Be up front about it and let her know that you need a little more space in your bed, but that she is welcome to come in there if she really needs to or she can call for you and you'll come to her. Sometimes our kids come get in our bed in the middle of the night, but lots of times it's not until they wake up early in the morning and then they come in for snuggles.

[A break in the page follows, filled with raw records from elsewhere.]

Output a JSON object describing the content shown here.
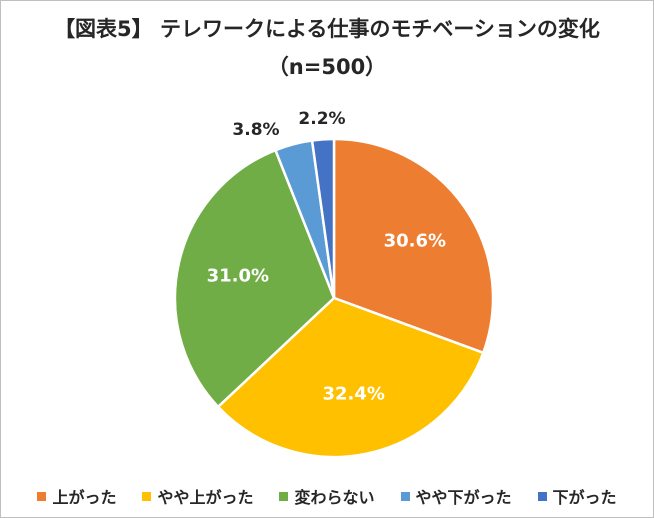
{
  "chart_data": {
    "type": "pie",
    "title": "【図表5】 テレワークによる仕事のモチベーションの変化",
    "subtitle": "（n=500）",
    "categories": [
      "上がった",
      "やや上がった",
      "変わらない",
      "やや下がった",
      "下がった"
    ],
    "values": [
      30.6,
      32.4,
      31.0,
      3.8,
      2.2
    ],
    "labels": [
      "30.6%",
      "32.4%",
      "31.0%",
      "3.8%",
      "2.2%"
    ],
    "colors": [
      "#ED7D31",
      "#FFC000",
      "#70AD47",
      "#5B9BD5",
      "#4472C4"
    ],
    "legend_position": "bottom"
  }
}
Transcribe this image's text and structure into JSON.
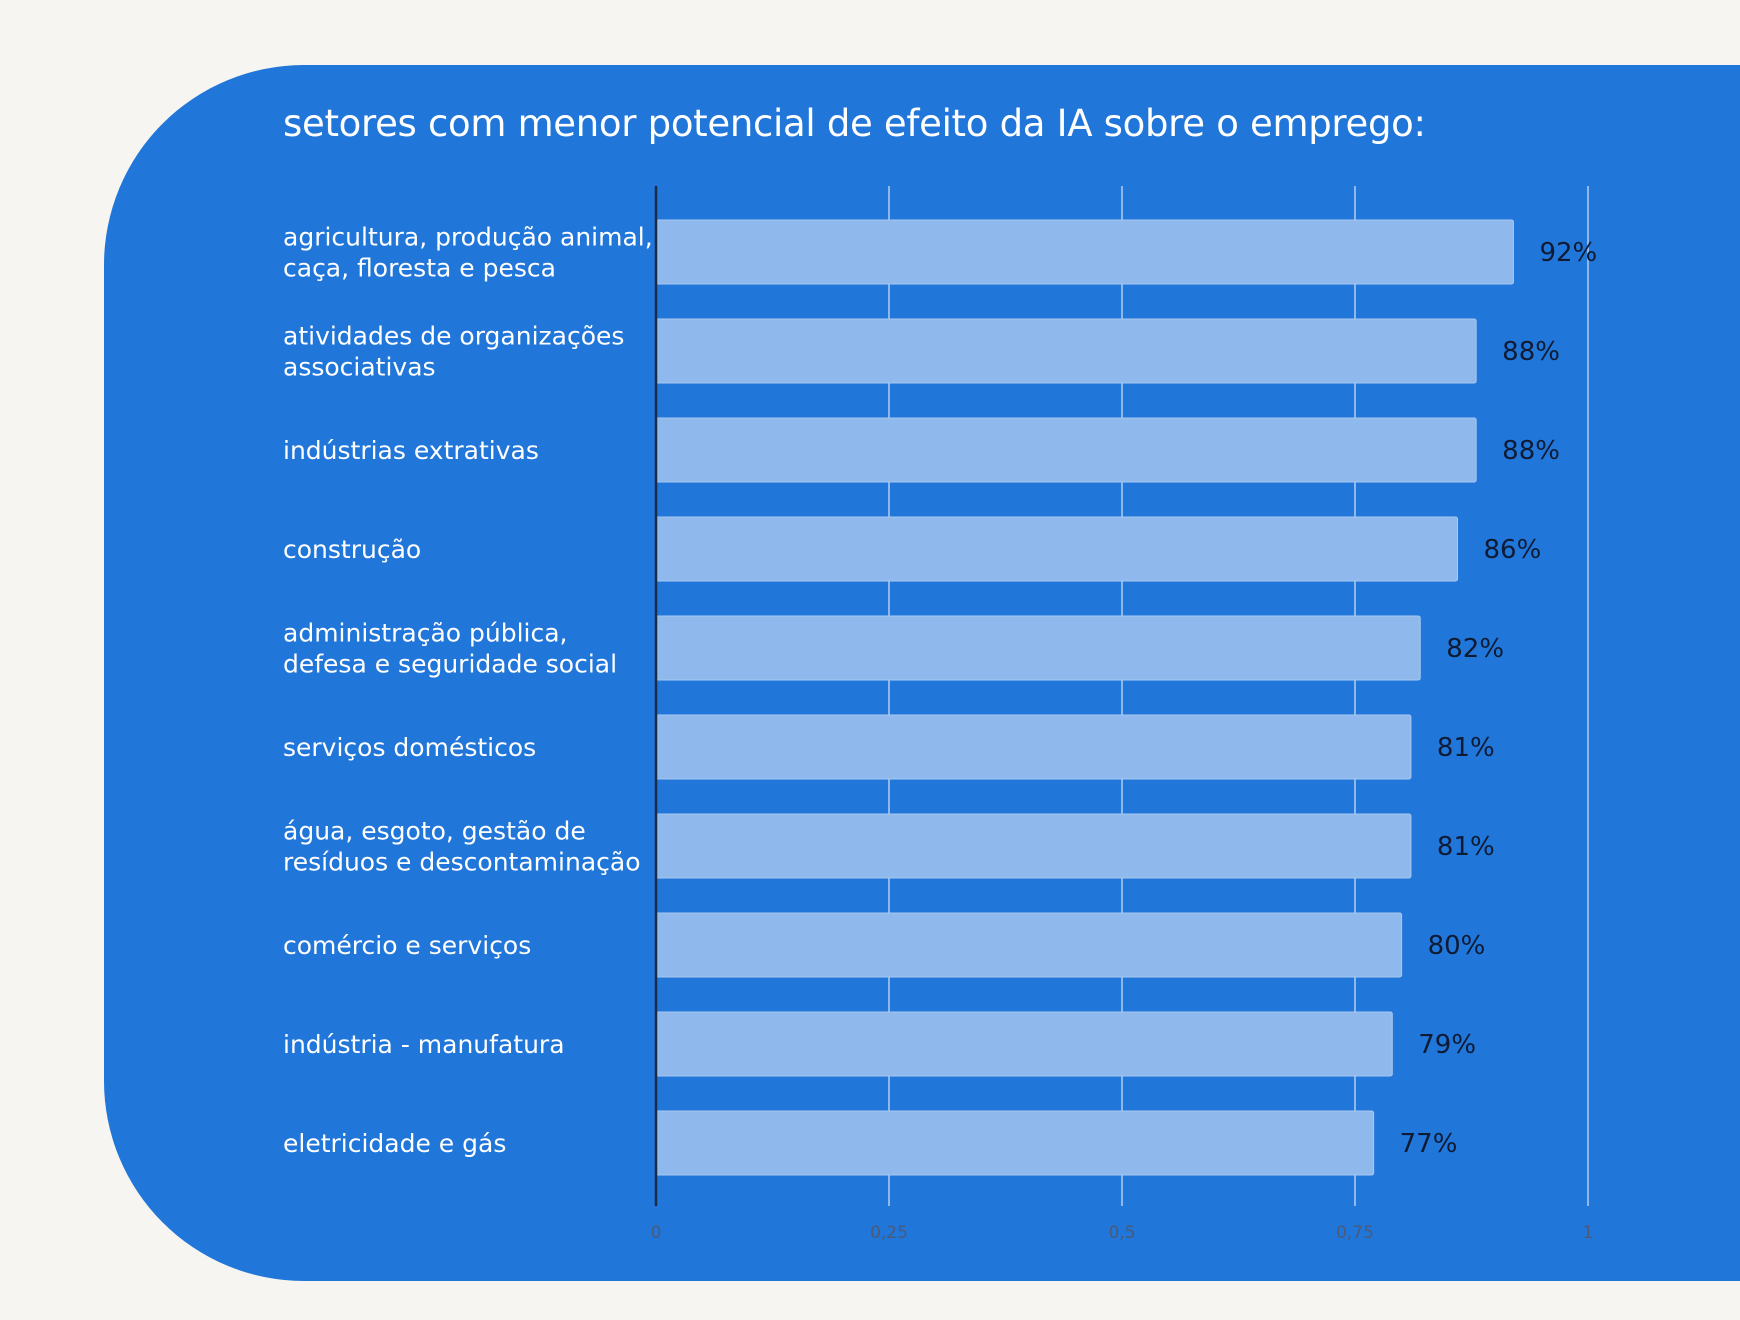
{
  "chart_data": {
    "type": "bar",
    "orientation": "horizontal",
    "title": "setores com menor potencial de efeito da IA sobre o emprego:",
    "categories": [
      [
        "agricultura, produção animal,",
        "caça, floresta e pesca"
      ],
      [
        "atividades de organizações",
        "associativas"
      ],
      [
        "indústrias extrativas"
      ],
      [
        "construção"
      ],
      [
        "administração pública,",
        "defesa e seguridade social"
      ],
      [
        "serviços domésticos"
      ],
      [
        "água, esgoto, gestão de",
        "resíduos e descontaminação"
      ],
      [
        "comércio e serviços"
      ],
      [
        "indústria - manufatura"
      ],
      [
        "eletricidade e gás"
      ]
    ],
    "values": [
      0.92,
      0.88,
      0.88,
      0.86,
      0.82,
      0.81,
      0.81,
      0.8,
      0.79,
      0.77
    ],
    "data_labels": [
      "92%",
      "88%",
      "88%",
      "86%",
      "82%",
      "81%",
      "81%",
      "80%",
      "79%",
      "77%"
    ],
    "xlim": [
      0,
      1
    ],
    "xticks": [
      0,
      0.25,
      0.5,
      0.75,
      1
    ],
    "xtick_labels": [
      "0",
      "0,25",
      "0,5",
      "0,75",
      "1"
    ],
    "grid": true,
    "legend": "none",
    "colors": {
      "bar": "#8fb8ec",
      "panel": "#2176da",
      "background": "#f6f5f1",
      "category_text": "#ffffff",
      "value_text": "#0f1b33",
      "tick_text": "#4a5a78",
      "grid": "#c9dcf4",
      "axis": "#1b2a45"
    }
  }
}
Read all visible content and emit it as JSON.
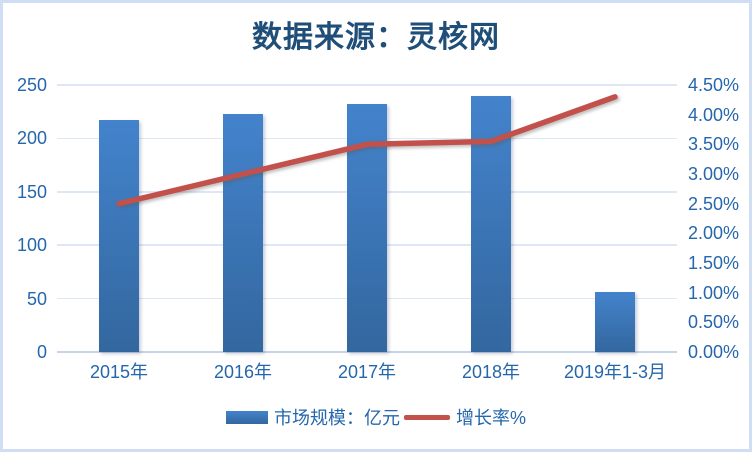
{
  "title": {
    "text": "数据来源：灵核网"
  },
  "chart_data": {
    "type": "bar",
    "subtype": "combo-bar-line",
    "title": "数据来源：灵核网",
    "categories": [
      "2015年",
      "2016年",
      "2017年",
      "2018年",
      "2019年1-3月"
    ],
    "series": [
      {
        "name": "市场规模：亿元",
        "type": "bar",
        "axis": "left",
        "color": "#3d7cc4",
        "color_top": "#4383cc",
        "color_bottom": "#33679f",
        "values": [
          217,
          223,
          232,
          240,
          56
        ]
      },
      {
        "name": "增长率%",
        "type": "line",
        "axis": "right",
        "color": "#c2504b",
        "values": [
          2.5,
          3.0,
          3.5,
          3.55,
          4.3
        ]
      }
    ],
    "left_axis": {
      "min": 0,
      "max": 250,
      "step": 50,
      "ticks": [
        "0",
        "50",
        "100",
        "150",
        "200",
        "250"
      ]
    },
    "right_axis": {
      "min": 0,
      "max": 4.5,
      "step": 0.5,
      "ticks": [
        "0.00%",
        "0.50%",
        "1.00%",
        "1.50%",
        "2.00%",
        "2.50%",
        "3.00%",
        "3.50%",
        "4.00%",
        "4.50%"
      ]
    },
    "grid": true,
    "legend_position": "bottom",
    "legend": [
      {
        "label": "市场规模：亿元",
        "swatch": "bar",
        "color": "#3d7cc4"
      },
      {
        "label": "增长率%",
        "swatch": "line",
        "color": "#c2504b"
      }
    ]
  },
  "colors": {
    "frame_border": "#cfdef2",
    "background": "#ffffff",
    "title_text": "#1f4e79",
    "axis_text": "#2566ac",
    "gridline": "#dde7f5",
    "baseline": "#c3d4ec",
    "bar_fill": "#3d7cc4",
    "line_stroke": "#c2504b"
  }
}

I think what your dd is stuck on is being alone and anxious in her bed in her room by herself. If you can parent her to sleep there and let her know that it is OK if she comes to you in the night then she will be more relaxed and more likely to sleep through the night in her bed. If you tell her she has to stay there by herself and has to fall asleep by herself that sets up a situation that increases her anxiety more. By snuggling her to sleep and letting her know she can come see you in the night then you're relieving her anxiety and the more she sleeps in her bed in that relaxed atmosphere the more likely she will be to continue to do so and not need to come to your bed. She's anxious that she's going to be scared. If you can relieve that anxiety she's less likely to be scared. Once she's had success at sleeping in her own bed without being scared and anxious the more likely she is to do it again. If she's scared or anxious when she goes to bed the more likely she is to stay being scared of sleeping on her own. At least that's what works for us the best. Also being very tired (very active day, etc) helps a lot.
Other things that help — having a double bed for dd and a king bed for mom & dad, and mom & dad remembering to lock the door if they need a little privacy. Oh and one drawback, the parent that lies down with the kids tends to sometimes fall asleep with them, too, which is okay, but then you wake up an hour later squooshed and dazed.